Ali Maychou holds a leadership role with Jama’at Nusrat al-Islam wal-Muslimin (JNIM), a West-African militant jihadist group designated by the US as a Foreign Terrorist Organization (FTO), and as a Specially Designated Global Terrorist (SDGT) in September 2018.
JNIM was formed by a merger of three existing terrorist organizations in 2017. At the time of its creation, the group pledged allegiance to Al-Qaeda, the Islamist organization founded by Osama bin Laden.
According to a press release by the US Department of State, Maychou has held a leadership role with JNIM since its inception. He claimed responsibility for an attack on a military camp that housed Malian Armed Forces in Gao, Mali, and has had a role in operational activities of JNIM.

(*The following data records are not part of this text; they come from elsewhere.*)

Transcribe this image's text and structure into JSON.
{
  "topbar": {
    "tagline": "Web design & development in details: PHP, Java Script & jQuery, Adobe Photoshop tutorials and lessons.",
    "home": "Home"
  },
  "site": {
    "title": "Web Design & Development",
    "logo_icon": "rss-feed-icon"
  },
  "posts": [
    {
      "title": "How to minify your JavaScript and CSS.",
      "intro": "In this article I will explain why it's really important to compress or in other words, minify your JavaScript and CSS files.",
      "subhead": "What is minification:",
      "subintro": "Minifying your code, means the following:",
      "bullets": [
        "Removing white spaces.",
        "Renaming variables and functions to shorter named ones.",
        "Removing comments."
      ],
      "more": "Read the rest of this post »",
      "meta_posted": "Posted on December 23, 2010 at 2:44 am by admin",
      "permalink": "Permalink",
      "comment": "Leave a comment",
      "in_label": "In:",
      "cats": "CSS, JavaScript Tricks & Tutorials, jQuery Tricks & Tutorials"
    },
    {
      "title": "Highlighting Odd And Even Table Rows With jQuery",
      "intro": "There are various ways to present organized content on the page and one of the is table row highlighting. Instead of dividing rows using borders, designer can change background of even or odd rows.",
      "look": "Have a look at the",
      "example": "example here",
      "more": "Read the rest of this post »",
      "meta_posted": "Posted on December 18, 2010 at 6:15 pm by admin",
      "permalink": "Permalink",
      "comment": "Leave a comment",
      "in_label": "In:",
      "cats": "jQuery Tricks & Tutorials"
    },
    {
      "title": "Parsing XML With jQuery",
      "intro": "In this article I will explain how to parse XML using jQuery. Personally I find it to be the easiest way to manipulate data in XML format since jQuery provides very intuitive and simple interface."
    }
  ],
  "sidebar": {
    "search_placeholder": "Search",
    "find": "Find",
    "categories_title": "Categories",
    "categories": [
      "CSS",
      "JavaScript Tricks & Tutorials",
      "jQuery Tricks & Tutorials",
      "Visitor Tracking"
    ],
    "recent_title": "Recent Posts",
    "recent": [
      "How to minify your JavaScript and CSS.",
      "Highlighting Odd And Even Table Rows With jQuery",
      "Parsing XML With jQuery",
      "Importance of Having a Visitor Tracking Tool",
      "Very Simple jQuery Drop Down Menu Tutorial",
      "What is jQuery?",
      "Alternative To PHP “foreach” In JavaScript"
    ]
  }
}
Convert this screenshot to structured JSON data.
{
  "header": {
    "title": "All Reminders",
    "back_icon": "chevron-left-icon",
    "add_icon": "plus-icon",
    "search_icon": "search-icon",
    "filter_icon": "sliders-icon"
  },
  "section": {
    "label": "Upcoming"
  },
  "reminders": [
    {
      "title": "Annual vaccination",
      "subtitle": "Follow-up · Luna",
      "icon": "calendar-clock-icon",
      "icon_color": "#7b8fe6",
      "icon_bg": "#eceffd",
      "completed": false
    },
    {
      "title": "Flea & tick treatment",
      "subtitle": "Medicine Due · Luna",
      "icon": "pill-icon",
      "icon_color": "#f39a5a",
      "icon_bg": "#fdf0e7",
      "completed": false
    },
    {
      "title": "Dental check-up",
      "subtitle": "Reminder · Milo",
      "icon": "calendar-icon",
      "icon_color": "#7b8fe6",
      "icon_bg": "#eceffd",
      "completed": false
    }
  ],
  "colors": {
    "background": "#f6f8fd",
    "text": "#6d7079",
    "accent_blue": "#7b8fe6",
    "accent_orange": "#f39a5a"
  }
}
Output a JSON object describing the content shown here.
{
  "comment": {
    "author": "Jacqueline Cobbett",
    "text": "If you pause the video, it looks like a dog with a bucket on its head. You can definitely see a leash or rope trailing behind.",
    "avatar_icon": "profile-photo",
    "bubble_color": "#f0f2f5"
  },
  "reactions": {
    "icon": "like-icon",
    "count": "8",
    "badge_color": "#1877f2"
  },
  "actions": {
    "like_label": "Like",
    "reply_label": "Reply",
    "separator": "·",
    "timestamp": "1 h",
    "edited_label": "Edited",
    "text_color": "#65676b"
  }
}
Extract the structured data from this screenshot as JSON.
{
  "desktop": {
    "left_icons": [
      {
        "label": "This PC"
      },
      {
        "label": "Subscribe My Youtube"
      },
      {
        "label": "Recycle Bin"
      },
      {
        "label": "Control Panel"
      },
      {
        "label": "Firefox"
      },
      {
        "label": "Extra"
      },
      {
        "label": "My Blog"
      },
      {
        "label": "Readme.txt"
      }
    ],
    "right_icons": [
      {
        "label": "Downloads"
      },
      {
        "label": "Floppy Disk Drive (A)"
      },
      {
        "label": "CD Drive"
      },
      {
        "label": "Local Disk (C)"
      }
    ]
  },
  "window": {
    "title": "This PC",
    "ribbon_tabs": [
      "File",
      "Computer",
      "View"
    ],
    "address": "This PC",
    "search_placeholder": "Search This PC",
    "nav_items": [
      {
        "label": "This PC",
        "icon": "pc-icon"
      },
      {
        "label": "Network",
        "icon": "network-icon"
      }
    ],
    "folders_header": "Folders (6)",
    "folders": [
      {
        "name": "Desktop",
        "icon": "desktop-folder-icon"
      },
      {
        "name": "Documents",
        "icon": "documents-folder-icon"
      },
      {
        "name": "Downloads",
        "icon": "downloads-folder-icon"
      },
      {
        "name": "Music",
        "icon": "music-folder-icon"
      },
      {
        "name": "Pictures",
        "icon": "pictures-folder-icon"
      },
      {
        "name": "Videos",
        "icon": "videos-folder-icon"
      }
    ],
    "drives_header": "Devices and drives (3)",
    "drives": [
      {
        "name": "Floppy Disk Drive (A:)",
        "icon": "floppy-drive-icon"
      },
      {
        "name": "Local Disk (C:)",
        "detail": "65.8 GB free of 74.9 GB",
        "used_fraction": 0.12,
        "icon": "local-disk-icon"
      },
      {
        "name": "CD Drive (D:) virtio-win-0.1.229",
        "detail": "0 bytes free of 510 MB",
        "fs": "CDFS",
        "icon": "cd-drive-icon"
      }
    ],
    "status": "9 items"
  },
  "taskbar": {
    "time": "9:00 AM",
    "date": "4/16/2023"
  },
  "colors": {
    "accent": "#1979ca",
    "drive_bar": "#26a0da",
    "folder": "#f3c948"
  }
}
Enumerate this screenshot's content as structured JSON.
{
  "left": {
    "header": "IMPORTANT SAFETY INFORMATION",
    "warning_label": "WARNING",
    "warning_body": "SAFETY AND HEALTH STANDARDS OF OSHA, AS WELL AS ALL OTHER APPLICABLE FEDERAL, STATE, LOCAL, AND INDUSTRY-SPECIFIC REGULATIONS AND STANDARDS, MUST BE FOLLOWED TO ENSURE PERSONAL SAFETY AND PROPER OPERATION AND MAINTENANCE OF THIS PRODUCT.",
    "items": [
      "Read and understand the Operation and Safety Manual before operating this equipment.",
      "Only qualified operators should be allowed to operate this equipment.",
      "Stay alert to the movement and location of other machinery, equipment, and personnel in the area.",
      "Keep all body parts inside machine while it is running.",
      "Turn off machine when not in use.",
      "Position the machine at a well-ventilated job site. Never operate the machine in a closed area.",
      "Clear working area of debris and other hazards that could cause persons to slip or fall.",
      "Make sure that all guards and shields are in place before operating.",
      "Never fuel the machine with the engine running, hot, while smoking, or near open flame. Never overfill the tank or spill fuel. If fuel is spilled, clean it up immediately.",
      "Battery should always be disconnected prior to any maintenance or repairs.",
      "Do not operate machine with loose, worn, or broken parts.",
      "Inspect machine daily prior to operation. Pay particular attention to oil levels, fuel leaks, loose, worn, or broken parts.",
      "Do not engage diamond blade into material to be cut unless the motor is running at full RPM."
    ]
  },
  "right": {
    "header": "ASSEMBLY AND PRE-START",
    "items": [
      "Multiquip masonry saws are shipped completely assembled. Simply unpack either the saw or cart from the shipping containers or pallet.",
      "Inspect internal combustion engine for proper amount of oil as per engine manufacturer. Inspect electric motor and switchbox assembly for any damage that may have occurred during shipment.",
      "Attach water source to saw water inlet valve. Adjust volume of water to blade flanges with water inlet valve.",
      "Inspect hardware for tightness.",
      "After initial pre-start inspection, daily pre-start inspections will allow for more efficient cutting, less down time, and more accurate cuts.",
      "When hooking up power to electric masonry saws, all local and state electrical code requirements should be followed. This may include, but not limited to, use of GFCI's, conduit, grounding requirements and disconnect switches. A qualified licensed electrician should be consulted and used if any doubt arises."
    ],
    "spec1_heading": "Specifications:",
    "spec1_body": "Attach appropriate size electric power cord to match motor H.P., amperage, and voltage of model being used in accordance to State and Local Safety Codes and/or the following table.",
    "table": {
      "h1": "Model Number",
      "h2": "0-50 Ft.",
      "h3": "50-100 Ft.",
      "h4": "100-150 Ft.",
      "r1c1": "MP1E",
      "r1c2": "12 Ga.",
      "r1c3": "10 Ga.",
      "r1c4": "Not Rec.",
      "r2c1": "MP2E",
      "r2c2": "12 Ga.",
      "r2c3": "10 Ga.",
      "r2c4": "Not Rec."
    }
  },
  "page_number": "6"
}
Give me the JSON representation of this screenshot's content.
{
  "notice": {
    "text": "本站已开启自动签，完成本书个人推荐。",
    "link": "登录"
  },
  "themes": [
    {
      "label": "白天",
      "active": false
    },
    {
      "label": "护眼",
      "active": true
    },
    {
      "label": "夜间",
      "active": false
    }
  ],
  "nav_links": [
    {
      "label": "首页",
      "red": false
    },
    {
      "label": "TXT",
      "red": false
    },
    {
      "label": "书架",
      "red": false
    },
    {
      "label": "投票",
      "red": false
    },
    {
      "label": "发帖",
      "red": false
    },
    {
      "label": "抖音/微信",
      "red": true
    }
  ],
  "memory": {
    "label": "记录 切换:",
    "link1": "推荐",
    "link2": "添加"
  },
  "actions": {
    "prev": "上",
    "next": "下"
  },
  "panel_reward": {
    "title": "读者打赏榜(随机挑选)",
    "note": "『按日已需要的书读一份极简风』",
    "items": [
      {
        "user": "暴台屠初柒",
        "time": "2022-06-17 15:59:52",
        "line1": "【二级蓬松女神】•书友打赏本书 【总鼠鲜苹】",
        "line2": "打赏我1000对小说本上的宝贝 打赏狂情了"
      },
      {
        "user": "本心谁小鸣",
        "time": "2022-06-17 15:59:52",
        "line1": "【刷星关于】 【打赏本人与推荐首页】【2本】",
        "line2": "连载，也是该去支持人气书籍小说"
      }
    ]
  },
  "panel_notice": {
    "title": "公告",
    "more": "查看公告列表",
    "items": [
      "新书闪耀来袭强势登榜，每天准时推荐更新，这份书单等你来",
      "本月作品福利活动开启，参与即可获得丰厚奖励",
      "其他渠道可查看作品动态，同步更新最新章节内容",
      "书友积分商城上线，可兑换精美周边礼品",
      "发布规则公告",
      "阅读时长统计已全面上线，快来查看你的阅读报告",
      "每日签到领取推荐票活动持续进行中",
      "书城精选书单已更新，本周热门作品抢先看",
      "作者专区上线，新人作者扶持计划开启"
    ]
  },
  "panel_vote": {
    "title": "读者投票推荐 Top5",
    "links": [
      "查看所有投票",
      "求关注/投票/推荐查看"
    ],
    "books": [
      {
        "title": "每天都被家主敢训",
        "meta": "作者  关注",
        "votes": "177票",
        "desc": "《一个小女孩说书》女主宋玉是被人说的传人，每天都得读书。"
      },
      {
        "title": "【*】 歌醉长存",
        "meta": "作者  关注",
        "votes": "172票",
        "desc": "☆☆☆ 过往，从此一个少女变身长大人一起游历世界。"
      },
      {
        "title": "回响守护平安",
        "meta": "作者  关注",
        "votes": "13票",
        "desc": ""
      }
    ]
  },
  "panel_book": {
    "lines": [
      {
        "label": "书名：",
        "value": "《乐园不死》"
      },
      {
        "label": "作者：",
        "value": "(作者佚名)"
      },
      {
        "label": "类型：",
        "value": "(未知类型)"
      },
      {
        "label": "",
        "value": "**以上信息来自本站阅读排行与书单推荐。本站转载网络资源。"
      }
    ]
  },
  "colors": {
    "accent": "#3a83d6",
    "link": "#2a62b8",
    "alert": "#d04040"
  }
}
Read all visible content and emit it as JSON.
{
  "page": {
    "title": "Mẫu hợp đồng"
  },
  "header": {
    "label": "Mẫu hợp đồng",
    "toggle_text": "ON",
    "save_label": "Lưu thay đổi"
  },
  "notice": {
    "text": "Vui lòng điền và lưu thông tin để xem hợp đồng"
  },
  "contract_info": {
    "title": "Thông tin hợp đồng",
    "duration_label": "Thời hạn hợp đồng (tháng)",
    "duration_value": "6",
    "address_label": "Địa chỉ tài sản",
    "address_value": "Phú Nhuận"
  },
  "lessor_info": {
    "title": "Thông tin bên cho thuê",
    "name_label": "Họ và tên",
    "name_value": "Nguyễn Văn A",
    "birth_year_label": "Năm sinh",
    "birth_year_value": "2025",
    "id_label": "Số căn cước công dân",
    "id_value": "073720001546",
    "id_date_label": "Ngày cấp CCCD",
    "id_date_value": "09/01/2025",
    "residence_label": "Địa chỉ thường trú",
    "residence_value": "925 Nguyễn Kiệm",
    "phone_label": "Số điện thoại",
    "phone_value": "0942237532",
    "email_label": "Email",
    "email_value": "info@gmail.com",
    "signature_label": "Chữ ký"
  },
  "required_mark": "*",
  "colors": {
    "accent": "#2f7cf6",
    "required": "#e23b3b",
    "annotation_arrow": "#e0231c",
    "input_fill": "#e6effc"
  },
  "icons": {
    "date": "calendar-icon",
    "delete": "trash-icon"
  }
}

On July 16, the US Department of State listed Maychou as a Specially Designated Global Terrorist. The department also designated Malien Bah Ag Moussa for his involvement with JNIM.
The designation imposes sanctions on “foreign persons determined to have committed, or pose a serious risk of committing, acts of terrorism that threaten the security of U.S. nationals or the national security, foreign policy, or economy of the United States.”
As a result of the designation, “all property subject to U.S. jurisdiction in which Maychou has any interest is blocked, and U.S. persons are generally prohibited from engaging in any transactions with Maychou.” It, therefore, denies Maychou access to the US financial system.
According to US think-tank Center for Strategic and International Studies (CSIS), JNIM’s ultimate goal is for Mali and the surrounding region to be ruled under Shariah law. The group seeks to incite the West African Muslim community to “remove oppression” and expel non-Muslim “occupiers,” CSIS adds.
JNIM has claimed responsibility for dozens of deadly attacks in Mali, Niger, and Burkina Faso.
In March 2018, the group claimed responsibility for an attack targeting a number of locations in Ouagadougou, Burkina Faso, including the French Embassy and national military headquarters.
The attack left 16 people dead, including eight gunmen, Mauritanian news agency Alakhbar reported.